Oh, to have been in the next room when Herman Cain arrived home Friday to talk with his wife, Gloria, about what he called a longtime “friendship” with Ginger White, the Atlanta woman who claims the two had a 13-year affair.
“He should come with security,” said Queen Aishah of Bowie, who performs at the Riot Act Comedy Theater in the District. “He should wear a helmet, and he should not speak because he’s said too much already.”
Of course, we may never know what transpired. But comedians such as Aishah spouted a series of one-liners when asked to advise the Republican presidential candidate on what to say or, better yet, what to do.
New York comedian Steve Hofstetter suggests that Cain think fast — faster than he has when confronted with questions about foreign policy: “Don’t pause as long as you did when they asked you about Libya.”
“He should do a Kobe Bryant — no less than four carats!” advised Sheryl Underwood, a host on CBS’s “The Talk,” referring to the Los Angeles Lakers basketball star, who presented his wife with a $4 million diamond ring days after he was charged with sexually assaulting an employee at a Colorado resort. Bryant said the two had consensual sex; the prosecutors dismissed the charge.
Cain’s campaign, already shaky after several women accused him of sexual harassment when he headed the National Restaurant Association in the 1990s, has been reeling since early this week, when White dished to an Atlanta TV station about the alleged affair. White, a struggling businesswoman, said Cain flew her around the country, buying her lavish meals and putting her up in luxury hotels. Although he has steadfastly denied a sexual relationship, the wealthy former chief executive of Godfather’s Pizza has acknowledged giving White money to help pay her bills.
Cain said that his wife did not know about the relationship until it exploded in the news and that he planned to talk with her about it Friday.
Tom Joyner, the popular syndicated radio personality, asked his listeners Friday morning to suggest the first thing Cain should say to his wife when he arrived at their suburban Atlanta home to have that talk.
“Don’t shoot!” was one of Joyner’s favorites. Also: “Why are my bags packed?”
Because Cain acknowledged some involvement with White, he couldn’t use the infamous response from an Eddie Murphy comedy routine in which a cheating husband says to his wife when she catches him in the act: “It wasn’t me.”
So, he’d have to prepare himself for a very delicate conversation.
“Before he goes to his wife to confess or whatever, he should think WWTD: ‘What would Tiger do?’ ” says Tim Loulies, who goes by the name “The Big 44” and performs at the Funny Bone in Virginia Beach.
Then, perhaps, actions should speak louder than words.
“He needs to not talk,” Underwood said. “He needs to walk in with his arms full — jewelry, money, flowers, everything! His wife should say, ‘How much pizza money you got left?’ ” And, she suggested, maybe Gloria Cain should get herself a “friend,” too, “maybe one of J. Lo’s dancers.”

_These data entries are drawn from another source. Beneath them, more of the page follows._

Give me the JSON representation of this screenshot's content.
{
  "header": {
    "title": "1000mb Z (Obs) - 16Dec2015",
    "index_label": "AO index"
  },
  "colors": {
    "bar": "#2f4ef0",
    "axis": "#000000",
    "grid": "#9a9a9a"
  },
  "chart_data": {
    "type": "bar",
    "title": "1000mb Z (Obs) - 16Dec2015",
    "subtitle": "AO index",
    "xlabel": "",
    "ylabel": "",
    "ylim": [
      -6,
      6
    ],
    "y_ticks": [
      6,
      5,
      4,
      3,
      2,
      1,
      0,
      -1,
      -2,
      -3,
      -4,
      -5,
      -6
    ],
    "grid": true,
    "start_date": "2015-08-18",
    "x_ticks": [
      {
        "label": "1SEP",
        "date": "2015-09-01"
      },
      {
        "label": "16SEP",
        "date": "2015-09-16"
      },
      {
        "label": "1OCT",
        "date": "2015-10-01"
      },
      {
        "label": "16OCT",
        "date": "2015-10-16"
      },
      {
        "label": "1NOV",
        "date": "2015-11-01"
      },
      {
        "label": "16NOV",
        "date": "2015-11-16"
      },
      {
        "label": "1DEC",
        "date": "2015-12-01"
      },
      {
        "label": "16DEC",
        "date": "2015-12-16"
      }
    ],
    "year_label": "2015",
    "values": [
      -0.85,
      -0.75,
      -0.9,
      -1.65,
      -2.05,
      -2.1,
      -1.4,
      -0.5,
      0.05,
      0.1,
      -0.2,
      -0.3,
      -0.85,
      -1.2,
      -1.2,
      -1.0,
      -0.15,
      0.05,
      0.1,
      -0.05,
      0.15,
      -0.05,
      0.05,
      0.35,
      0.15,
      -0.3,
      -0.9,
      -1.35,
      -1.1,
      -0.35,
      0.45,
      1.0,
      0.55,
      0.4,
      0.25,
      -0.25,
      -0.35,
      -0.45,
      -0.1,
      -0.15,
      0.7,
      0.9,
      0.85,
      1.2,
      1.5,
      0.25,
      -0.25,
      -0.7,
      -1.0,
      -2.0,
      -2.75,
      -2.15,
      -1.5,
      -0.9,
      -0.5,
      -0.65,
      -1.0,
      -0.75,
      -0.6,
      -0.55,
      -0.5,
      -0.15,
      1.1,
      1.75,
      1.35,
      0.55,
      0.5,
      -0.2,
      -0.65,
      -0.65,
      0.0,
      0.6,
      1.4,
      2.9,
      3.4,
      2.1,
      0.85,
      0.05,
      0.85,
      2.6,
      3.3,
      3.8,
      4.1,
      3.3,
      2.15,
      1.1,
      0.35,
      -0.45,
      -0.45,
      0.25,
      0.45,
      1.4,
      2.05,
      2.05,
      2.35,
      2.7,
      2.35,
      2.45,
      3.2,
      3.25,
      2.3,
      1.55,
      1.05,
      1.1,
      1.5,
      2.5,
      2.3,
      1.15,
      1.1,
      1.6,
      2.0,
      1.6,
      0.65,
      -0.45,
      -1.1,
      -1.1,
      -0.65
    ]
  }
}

So, what’s the Cain camp’s response to all this? “It’s a private meeting,” campaign spokesman J.D. Gordon told The Post, declining further comment.
Cain, once a front-runner, has dropped in the polls since White’s allegation. He is meeting with his top advisers and donors Saturday and may say then whether he is staying in the race.
Hofstetter, who is scheduled to perform at the Riot Act theater next spring, suggested that to save his flailing candidacy, Cain should follow in the steps of the man who is surging to the top of the GOP pack.
“Admit you are cheating on her and cheat on her again,” Hofstetter said. “It seemed to work fine for Newt Gingrich.”